Bug 1266973

Summary: Cannot start or revert VM with failed stateless snapshot
Product: [oVirt] ovirt-engine Reporter: Brian Sipos <BSipos>
Component: GeneralAssignee: Arik <ahadas>
Status: CLOSED WORKSFORME QA Contact:
Severity: medium Docs Contact:
Priority: high    
Version: 3.5.1.1CC: amureini, BSipos, bugs, mgoldboi, tjelinek
Target Milestone: ovirt-4.0.0-betaFlags: tjelinek: ovirt-4.0.0?
mgoldboi: testing_plan_complete?
rule-engine: planning_ack?
rule-engine: devel_ack?
rule-engine: testing_ack?
Target Release: ---   
Hardware: x86_64   
OS: Linux   
Whiteboard:
Fixed In Version: Doc Type: Bug Fix
Doc Text:
Story Points: ---
Clone Of: Environment:
Last Closed: 2016-05-23 09:34:45 UTC Type: Bug
Regression: --- Mount Type: ---
Documentation: --- CRM:
Verified Versions: Category: ---
oVirt Team: Virt RHEL 7.3 requirements from Atomic Host:
Cloudforms Team: --- Target Upstream Version:
Embargoed:
Attachments:
Description Flags
a segment of engine.log during the failed restoration none

Description Brian Sipos 2015-09-28 17:24:13 UTC
Description of problem:
I had a stateless VM running when a problem came up with its storage domain. I manually stopped the VM and now it still contains a stateless snapshot. The snapshot is preventing the VM from running and the snapshot cannot be removed by any normal means.

Version-Release number of selected component (if applicable):
3.5.1.1

How reproducible:
Unknown

Steps to Reproduce:
1. Run VM in stateless mode
2. Cause problem in storage domain so that VM transitions to paused.
3. Manually stop the VM. Observe that the stateless snapshot remains.
4. Attempt to start VM, observe that the VM stays stopped but ovirt engine.log contains NullPointerException error.

Actual results:
Cannot start VM with snapshot, cannot remove snapshot.

Expected results:
Either the snapshot should be automatically removed, or admin should be allowed to remove it manually.

Additional info:
The snapshot cannot be removed from eithr web UI or from CLI shell.
I have engine.log stack trace for the NullPointerException if needed.

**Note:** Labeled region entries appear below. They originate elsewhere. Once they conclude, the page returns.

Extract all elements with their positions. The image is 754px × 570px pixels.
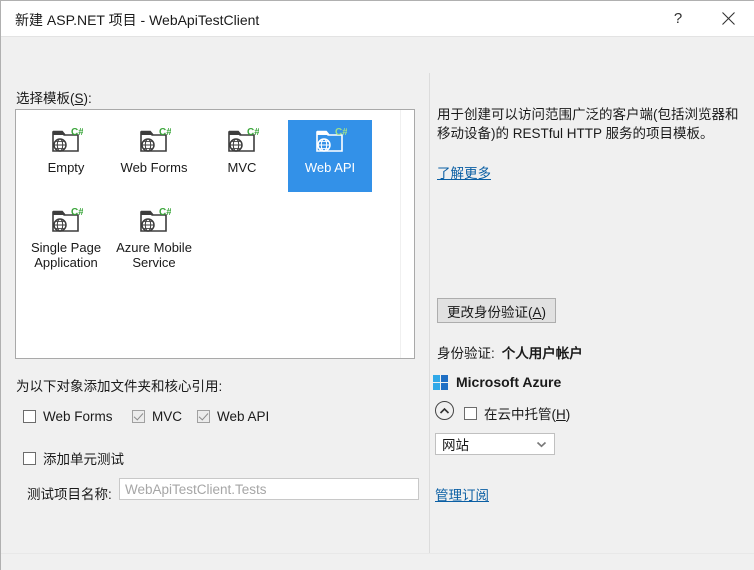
csharp-web-project-icon: C# [137,126,172,156]
authentication-value: 个人用户帐户 [501,346,583,361]
checkbox-web-api[interactable]: Web API [197,409,269,424]
close-button[interactable] [707,1,749,36]
checkbox-host-in-cloud[interactable]: 在云中托管(H) [464,403,570,423]
authentication-status: 身份验证: 个人用户帐户 [437,342,583,362]
azure-collapse-toggle[interactable] [435,401,454,420]
csharp-web-project-icon: C# [137,206,172,236]
checkbox-label: MVC [152,409,182,424]
csharp-web-project-icon: C# [225,126,260,156]
csharp-web-project-icon: C# [49,206,84,236]
template-description: 用于创建可以访问范围广泛的客户端(包括浏览器和移动设备)的 RESTful HT… [437,107,739,141]
template-tile-label: Empty [47,160,85,175]
checkbox-mvc[interactable]: MVC [132,409,182,424]
question-mark-icon: ? [673,10,683,27]
checkbox-box [197,410,210,423]
learn-more-link[interactable]: 了解更多 [437,162,491,182]
azure-resource-type-select[interactable]: 网站 [435,433,555,455]
template-grid: C# Empty C# Web Forms C# MVC C# Web API … [16,110,414,276]
authentication-label: 身份验证: [437,346,495,361]
csharp-web-project-icon: C# [313,126,348,156]
template-list-scrollbar[interactable] [400,110,414,358]
svg-text:C#: C# [335,127,347,138]
template-tile-single-page-application[interactable]: C# Single Page Application [24,200,108,272]
checkbox-label: Web Forms [43,409,113,424]
change-authentication-button[interactable]: 更改身份验证(A) [437,298,557,323]
microsoft-azure-logo-icon [433,374,448,390]
manage-subscription-link[interactable]: 管理订阅 [435,484,489,504]
dialog-body: 选择模板(S): C# Empty C# Web Forms C# MVC C#… [1,37,754,570]
checkbox-box [23,410,36,423]
svg-text:C#: C# [71,207,83,218]
csharp-web-project-icon: C# [49,126,84,156]
template-tile-label: Web Forms [120,160,188,175]
template-tile-azure-mobile-service[interactable]: C# Azure Mobile Service [112,200,196,272]
close-icon [721,12,735,25]
change-authentication-label: 更改身份验证(A) [447,304,547,320]
svg-text:C#: C# [71,127,83,138]
template-tile-label: Single Page Application [30,240,102,270]
checkbox-web-forms[interactable]: Web Forms [23,409,113,424]
template-tile-mvc[interactable]: C# MVC [200,120,284,192]
checkbox-label: 添加单元测试 [43,452,124,467]
select-template-label: 选择模板(S): [16,91,92,106]
template-tile-empty[interactable]: C# Empty [24,120,108,192]
azure-section-header: Microsoft Azure [433,374,561,390]
pane-divider [429,73,430,553]
chevron-up-circle-icon [439,407,450,414]
test-project-name-input[interactable]: WebApiTestClient.Tests [119,478,419,500]
template-tile-label: Azure Mobile Service [116,240,192,270]
footer-separator [1,553,754,554]
test-project-name-label: 测试项目名称: [27,487,112,502]
checkbox-label: Web API [217,409,270,424]
svg-text:C#: C# [247,127,259,138]
template-tile-label: Web API [304,160,356,175]
checkbox-box [132,410,145,423]
checkbox-box [23,451,36,465]
template-tile-web-forms[interactable]: C# Web Forms [112,120,196,192]
help-button[interactable]: ? [657,1,699,36]
checkbox-add-unit-tests[interactable]: 添加单元测试 [23,448,124,468]
chevron-down-icon [536,435,547,453]
svg-text:C#: C# [159,207,171,218]
template-list-panel[interactable]: C# Empty C# Web Forms C# MVC C# Web API … [15,109,415,359]
azure-title: Microsoft Azure [456,374,562,390]
checkbox-box [464,406,477,420]
azure-select-value: 网站 [442,438,469,453]
svg-text:C#: C# [159,127,171,138]
window-title: 新建 ASP.NET 项目 - WebApiTestClient [15,12,260,28]
title-bar: 新建 ASP.NET 项目 - WebApiTestClient ? [1,1,754,37]
new-aspnet-project-dialog: 新建 ASP.NET 项目 - WebApiTestClient ? 选择模板(… [0,0,754,570]
template-tile-label: MVC [227,160,257,175]
add-folders-label: 为以下对象添加文件夹和核心引用: [16,379,223,394]
template-tile-web-api[interactable]: C# Web API [288,120,372,192]
checkbox-label: 在云中托管(H) [484,407,571,422]
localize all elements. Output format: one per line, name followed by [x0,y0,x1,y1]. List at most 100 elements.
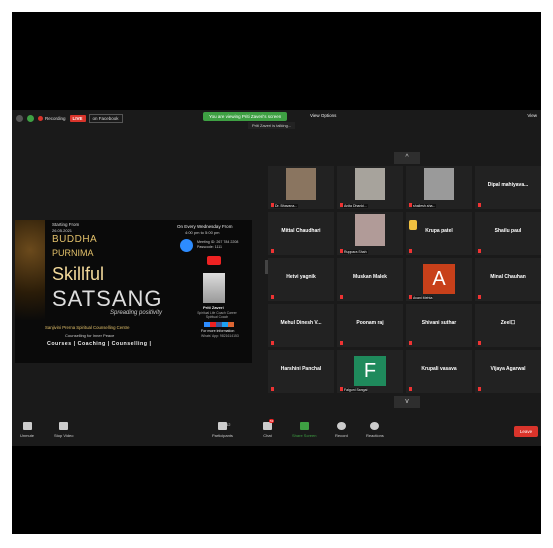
participant-name: Zeel☐ [500,320,516,326]
shield-icon[interactable] [27,114,34,122]
gallery-up-button[interactable]: ^ [394,152,420,164]
muted-mic-icon [478,203,481,207]
muted-mic-icon [340,295,343,299]
participant-tile[interactable]: Muskan Malek [337,258,403,301]
muted-mic-icon [271,295,274,299]
participant-name: Avani Mehta [412,296,434,300]
participant-avatar: A [423,264,455,294]
gallery-down-button[interactable]: v [394,396,420,408]
chat-label: Chat [263,433,272,438]
participant-tile[interactable]: Poonam raj [337,304,403,347]
participant-tile[interactable]: Shailu paul [475,212,541,255]
participant-name: Mittal Chaudhari [281,228,321,234]
record-button[interactable]: Record [335,422,348,438]
muted-mic-icon [409,249,412,253]
poster-tagline: Spreading positivity [110,310,163,316]
muted-mic-icon [478,387,481,391]
contact-number: Whats' App: 9821614153 [201,334,239,338]
poster-satsang: SATSANG [52,286,163,311]
reactions-button[interactable]: Reactions [366,422,384,438]
share-screen-label: Share Screen [292,433,317,438]
muted-mic-icon [409,203,412,207]
participant-video [355,214,385,246]
participant-tile[interactable]: F Falguni Sangal [337,350,403,393]
participants-label: Participants [212,433,233,438]
recording-icon [38,115,43,121]
muted-mic-icon [340,203,343,207]
poster-skillful: Skillful [52,264,105,284]
share-screen-button[interactable]: Share Screen [292,422,316,438]
participant-tile[interactable]: Vijaya Agarwal [475,350,541,393]
participant-name: Mehul Dinesh V... [280,320,322,326]
participant-tile[interactable]: Shivani suthar [406,304,472,347]
participant-name: Shivani suthar [421,320,457,326]
participant-tile[interactable]: Anita Dhanki... [337,166,403,209]
muted-mic-icon [478,295,481,299]
share-screen-icon [299,422,309,430]
speaking-indicator: Priti Zaveri is talking... [248,122,296,129]
poster-title-purnima: PURNIMA [52,248,94,258]
screenshot-frame: Recording LIVE on Facebook You are viewi… [12,12,541,534]
muted-mic-icon [409,341,412,345]
start-date: 26.05.2021 [52,228,73,233]
participant-tile[interactable]: A Avani Mehta [406,258,472,301]
host-name: Priti Zaveri [203,305,224,310]
muted-mic-icon [340,341,343,345]
leave-button[interactable]: Leave [514,426,538,437]
participant-video [355,168,385,200]
participant-name: Dr. Bhavana... [274,204,299,208]
muted-mic-icon [409,387,412,391]
meeting-details: Meeting ID: 267 784 2208 Passcode: 1111 [197,240,239,249]
live-on-facebook-button[interactable]: on Facebook [88,113,123,123]
host-photo [203,273,225,303]
participant-tile[interactable]: Harshini Panchal [268,350,334,393]
participant-tile[interactable]: Mittal Chaudhari [268,212,334,255]
participant-name: Anita Dhanki... [343,204,368,208]
youtube-icon [207,256,221,265]
poster-title-buddha: BUDDHA [52,234,98,245]
zoom-logo-icon [180,239,193,252]
raised-hand-icon [409,220,417,230]
participant-name: Falguni Sangal [343,388,369,392]
muted-mic-icon [271,203,274,207]
info-icon[interactable] [16,114,23,122]
participant-video [424,168,454,200]
centre-name: Sanjivini Prerna Spiritual Counselling C… [45,325,130,330]
smiley-icon [370,422,380,430]
shared-screen: Starting From 26.05.2021 BUDDHA PURNIMA … [15,220,252,363]
meeting-controls: Unmute Stop Video 62 Participants 53 Cha… [12,419,541,446]
participant-tile[interactable]: Zeel☐ [475,304,541,347]
participant-tile[interactable]: Mehul Dinesh V... [268,304,334,347]
muted-mic-icon [478,341,481,345]
participant-tile[interactable]: Krupa patel [406,212,472,255]
participant-tile[interactable]: Minal Chauhan [475,258,541,301]
poster-details: On Every Wednesday From 4:00 pm to 5:00 … [167,222,252,362]
live-badge[interactable]: LIVE [69,114,86,122]
buddha-image [15,220,45,320]
chat-button[interactable]: 53 Chat [263,419,275,438]
chat-unread-badge: 53 [269,419,275,423]
participant-tile[interactable]: Dipal mahiyava... [475,166,541,209]
participant-name: Minal Chauhan [490,274,526,280]
participant-name: Krupali vasava [421,366,457,372]
stop-video-label: Stop Video [54,433,74,438]
chat-icon [263,422,272,430]
microphone-muted-icon [22,422,32,430]
participant-tile[interactable]: shailesh.sha... [406,166,472,209]
participant-name: Muskan Malek [353,274,387,280]
participants-button[interactable]: 62 Participants [212,422,233,438]
view-button[interactable]: View [527,113,537,118]
participant-tile[interactable]: Dr. Bhavana... [268,166,334,209]
participant-tile[interactable]: Krupali vasava [406,350,472,393]
participant-video [286,168,316,200]
participant-tile[interactable]: Hetvi yagnik [268,258,334,301]
recording-label[interactable]: Recording [45,116,66,121]
participant-name: Harshini Panchal [280,366,322,372]
record-label: Record [335,433,348,438]
unmute-button[interactable]: Unmute [20,422,34,438]
participant-name: Poonam raj [356,320,384,326]
participant-tile[interactable]: Ruppara Shah [337,212,403,255]
participant-gallery: Dr. Bhavana... Anita Dhanki... shailesh.sh… [268,166,541,396]
view-options-button[interactable]: View Options [310,113,336,118]
stop-video-button[interactable]: Stop Video [54,422,74,438]
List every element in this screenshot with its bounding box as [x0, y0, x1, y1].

Comment 1 Brian Sipos 2015-09-28 17:25:59 UTC
This may be the same issue as #1072375 but I cannot tell for sure. I am very much interested in at least a workaround for the non-startable VM I currently have though.

Comment 2 Tomas Jelinek 2015-12-15 14:13:55 UTC
yes, please provide all the logs

Comment 3 Brian Sipos 2015-12-15 14:47:31 UTC
Created attachment 1106050 [details]
a segment of engine.log during the failed restoration

Comment 4 Sandro Bonazzola 2016-05-02 09:58:39 UTC
Moving from 4.0 alpha to 4.0 beta since 4.0 alpha has been already released and bug is not ON_QA.

Comment 5 Arik 2016-05-23 09:34:45 UTC
I followed the reproduction steps and didn't manage to reproduce it.

Generally speaking, I don't think that this case justifies a mechanism to remove the stateless snapshot - it should be done automatically by the system whenever a stateless VM goes down or powering up with stateless snapshot that we didn't manage to remove before.

In this particular case, the stateless snapshot removal fails because we reach an inconsistent state in the database: on the one hand, we have a device for the disk and on the other hand the disk itself doesn't exist.

I wonder how could it happen. I don't see a way to get to this state - could it be that the disk has been manually removed from the database in order to recover from the problem with the storage domain (what was the problem)? anyway, without further information/logs that could explain how the disk has been removed, we cannot make any further progress with this.

So I'm closing it as it couldn't be reproduced with the reported reproduction steps. Obviously we reached a state we should't get to so if there is additional information about that - feel free to reopen.